A water wheel might be in a big complex or it might be in quite a small one. There are still a couple of water mill forges, sawmills etc. in some places, and they range widely in scale.
Hand looms can produce high quality cloth, they just cannot produce much of it per manhour (or manday), but they can fit in a smallish room and you can have hundreds of weavers in one village.
The proper loom is a quite sophisticated bit of kit, which required some training to use properly. But they could indeed be dispersed, in fact, that was how production was usually handled in the medieval towns. They would make large facilities for things that had to be, like say a blast furnace. Usually looms would be in individual workshops which might be a man and his wife and 2-3 apprentices and journeymen, maybe a couple of kids. But all the looms in the big town would be organized into the same craft guild organization. They would in turn be linked to other crafts such as dyers, drapers, tailors and so on.
The (mostly unprotected) villages are where the 'cottage' industry took place in the sense of precursor industries, which might be the the fulling of cloth, the spinning and production of yarn, and the processing of the madder and woad to make dye (which would then be used in the city, where the expensive alum was kept, used to fix the dye to the textiles).
Once you start using something besides human power you start evolving going beyond "cottage industry"
That depends on the nature of the non-human power. I would go more by your first statement - it's more to do with scale. A steam engine may or may not be smaller scale, by the 19th Century there were some quite small ones in boats and so on. But obviously a big one especially in the earlier period, it's going to be a bigger operation. Waterwheels and wind mills could be made with fairly inexpensive materials, if you had the know-how.
Textiles involve a lot more than just weaving there may very well have been "complexes" that used a large number of small buildings. But separating carding, washing, spinning and dying into separate areas/ building vs one craftsman doing every job before even getting to the weaving stage we are getting beyond the "cottage industry stage".
Yes all of these would be done by different crafts, organized into networks of contractors and subcontractors. It was the same in the metalworking industry. So for example a cutler (like Willie's ancestors) typically worked as a contractor.

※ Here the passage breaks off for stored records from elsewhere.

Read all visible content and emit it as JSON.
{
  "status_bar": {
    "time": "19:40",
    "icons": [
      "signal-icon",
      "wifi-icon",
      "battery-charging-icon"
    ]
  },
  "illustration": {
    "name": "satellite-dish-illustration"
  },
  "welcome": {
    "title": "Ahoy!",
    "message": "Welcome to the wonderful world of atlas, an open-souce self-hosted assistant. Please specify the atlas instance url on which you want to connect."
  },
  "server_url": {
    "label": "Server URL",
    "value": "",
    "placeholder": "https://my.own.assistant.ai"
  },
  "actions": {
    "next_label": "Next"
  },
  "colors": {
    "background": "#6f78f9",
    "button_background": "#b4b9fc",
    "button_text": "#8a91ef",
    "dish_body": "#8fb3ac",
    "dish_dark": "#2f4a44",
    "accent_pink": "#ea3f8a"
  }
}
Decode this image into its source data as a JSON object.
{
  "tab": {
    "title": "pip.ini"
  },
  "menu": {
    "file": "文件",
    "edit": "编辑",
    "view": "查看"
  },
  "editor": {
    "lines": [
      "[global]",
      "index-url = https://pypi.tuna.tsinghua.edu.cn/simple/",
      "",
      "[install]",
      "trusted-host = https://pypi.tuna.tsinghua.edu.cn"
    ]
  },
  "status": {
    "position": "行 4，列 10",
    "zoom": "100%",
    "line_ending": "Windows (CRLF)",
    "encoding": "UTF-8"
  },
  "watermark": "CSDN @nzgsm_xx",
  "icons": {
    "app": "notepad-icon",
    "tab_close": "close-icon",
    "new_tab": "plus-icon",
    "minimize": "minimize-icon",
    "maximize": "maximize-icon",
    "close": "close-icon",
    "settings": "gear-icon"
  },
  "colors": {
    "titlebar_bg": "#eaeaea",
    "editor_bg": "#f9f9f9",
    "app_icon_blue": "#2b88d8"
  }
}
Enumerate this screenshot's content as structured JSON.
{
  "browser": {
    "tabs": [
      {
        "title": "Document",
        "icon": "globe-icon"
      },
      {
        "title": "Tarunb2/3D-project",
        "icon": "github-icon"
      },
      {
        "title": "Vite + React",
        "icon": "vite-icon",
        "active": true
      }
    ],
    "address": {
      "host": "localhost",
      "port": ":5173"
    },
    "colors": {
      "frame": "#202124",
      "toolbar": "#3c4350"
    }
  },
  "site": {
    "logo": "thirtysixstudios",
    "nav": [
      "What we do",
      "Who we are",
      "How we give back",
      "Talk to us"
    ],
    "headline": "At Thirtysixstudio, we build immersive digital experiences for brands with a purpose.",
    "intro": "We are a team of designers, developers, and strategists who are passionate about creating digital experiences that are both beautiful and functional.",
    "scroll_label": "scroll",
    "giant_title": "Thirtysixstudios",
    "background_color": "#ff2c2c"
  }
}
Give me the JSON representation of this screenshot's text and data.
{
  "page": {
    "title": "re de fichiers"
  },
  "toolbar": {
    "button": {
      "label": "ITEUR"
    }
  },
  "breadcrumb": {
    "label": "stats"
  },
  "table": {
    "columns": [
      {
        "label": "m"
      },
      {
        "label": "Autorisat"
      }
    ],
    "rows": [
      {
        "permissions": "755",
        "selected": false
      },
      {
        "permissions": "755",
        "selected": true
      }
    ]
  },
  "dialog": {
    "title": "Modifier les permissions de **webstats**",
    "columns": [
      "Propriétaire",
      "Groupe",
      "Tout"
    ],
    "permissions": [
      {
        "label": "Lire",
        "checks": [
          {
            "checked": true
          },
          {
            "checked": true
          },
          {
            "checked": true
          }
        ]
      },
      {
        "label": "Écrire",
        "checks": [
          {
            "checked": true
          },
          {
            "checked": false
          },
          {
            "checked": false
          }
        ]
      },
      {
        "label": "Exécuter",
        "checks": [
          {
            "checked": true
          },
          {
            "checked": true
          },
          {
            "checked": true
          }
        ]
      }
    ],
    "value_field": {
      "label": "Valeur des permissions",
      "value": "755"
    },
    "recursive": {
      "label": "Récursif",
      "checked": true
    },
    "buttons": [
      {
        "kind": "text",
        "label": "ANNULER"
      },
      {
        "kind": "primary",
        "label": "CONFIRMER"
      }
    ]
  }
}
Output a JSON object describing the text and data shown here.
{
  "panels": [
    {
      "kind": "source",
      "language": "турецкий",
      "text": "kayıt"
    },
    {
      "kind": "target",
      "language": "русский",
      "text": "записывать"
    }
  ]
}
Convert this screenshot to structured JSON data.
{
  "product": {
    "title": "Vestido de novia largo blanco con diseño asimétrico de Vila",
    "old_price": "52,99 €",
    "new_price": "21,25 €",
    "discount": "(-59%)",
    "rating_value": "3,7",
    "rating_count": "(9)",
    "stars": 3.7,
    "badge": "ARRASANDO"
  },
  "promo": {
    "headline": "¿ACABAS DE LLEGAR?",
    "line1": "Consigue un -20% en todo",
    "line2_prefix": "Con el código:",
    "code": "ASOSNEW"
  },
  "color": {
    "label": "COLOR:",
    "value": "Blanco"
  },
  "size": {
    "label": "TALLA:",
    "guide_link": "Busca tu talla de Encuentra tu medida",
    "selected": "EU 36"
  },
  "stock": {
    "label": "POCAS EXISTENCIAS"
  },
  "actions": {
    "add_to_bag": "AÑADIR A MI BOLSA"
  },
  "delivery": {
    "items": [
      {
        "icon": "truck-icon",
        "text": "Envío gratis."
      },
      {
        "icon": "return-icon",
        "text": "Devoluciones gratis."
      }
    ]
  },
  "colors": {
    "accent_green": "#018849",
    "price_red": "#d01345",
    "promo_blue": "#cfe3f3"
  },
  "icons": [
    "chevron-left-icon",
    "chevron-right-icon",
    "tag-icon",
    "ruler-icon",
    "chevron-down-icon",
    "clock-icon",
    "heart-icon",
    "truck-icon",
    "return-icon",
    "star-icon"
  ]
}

He (or she, there were female ones) would contract with a merchant to produce say, 200 swords. He would then place an order to another contractor for 200 sword blanks. That guy in turn is buying these from a smelting operation (maybe craft run or maybe run by a mercantile company). The blanks then go to the cutler's own shop and probably a few others, where the blades are heated up in the forge and shaped, then these are sent to another shop who does the heat treatments, then to another shop that sharpens, then another one that polishes, and finally to the shop that assembles the hilts and peens the cross and pommels on, and then a scabbard maker.
Textiles were similar with different workshops for each stage of the process. Sometimes small towns would do the preliminary stages and then send cloth on via boat or cart to others. For example, most of the silk was coming from Italy or directly down the silk road into somewhere like Krakow or Buda. But it could then be processed into Damask or velvet fabric say in Flanders or Swabia or Bohemia.
If the washing for example is done in large kettles heated by wood brought in by wood cutters the whole process can break down at any one of several stages leaving the weavers with nothing to do even if their loom is their great rooms in their cottages.
Yes and that brings up a whole nother issue - forests tend to go away when there is a big demand for lumber (like for ship-building) or (as there was historically in particular) charcoal. Production of iron tended to eat up a lot of forests, that's what happened to many of the forests in England. In other places though either a regional prince (duke or baron or bishop) or the town itself owned the forest, so they sent people out (Försters or Jägermeisters) to carefully manage the logging so that the forest wasn't logged out.
There can be quite a bit of cross over.
My Grandfather for a period in WW II worked in a 4 man machine shop making gyroscope parts under subcontract to Norden. The of the machines were run by overhead pulleys form a single electric motor. It was in it's own building and not somebodies barn/woodshed but it wasn't much bigger than a 2-3 car garage.
Also note I said gyroscope parts, not complete gyroscopes.
I have no idea of how many other small contractors were supplying Norden and/or Sperry.
Yeah probably a lot. A great deal of production still is and I think always was (at least for a many centuries) distributed into such networks. Even the big car companies that used to be in the Detroit area were linked to dozens of little shops. Now with the rise of increasingly massive factories relying so heavily on automation, and the global supply chain being stretched so wide and long maybe some of this is changing. I do think the latter poses a challenge for national defense industries, for obvious reasons.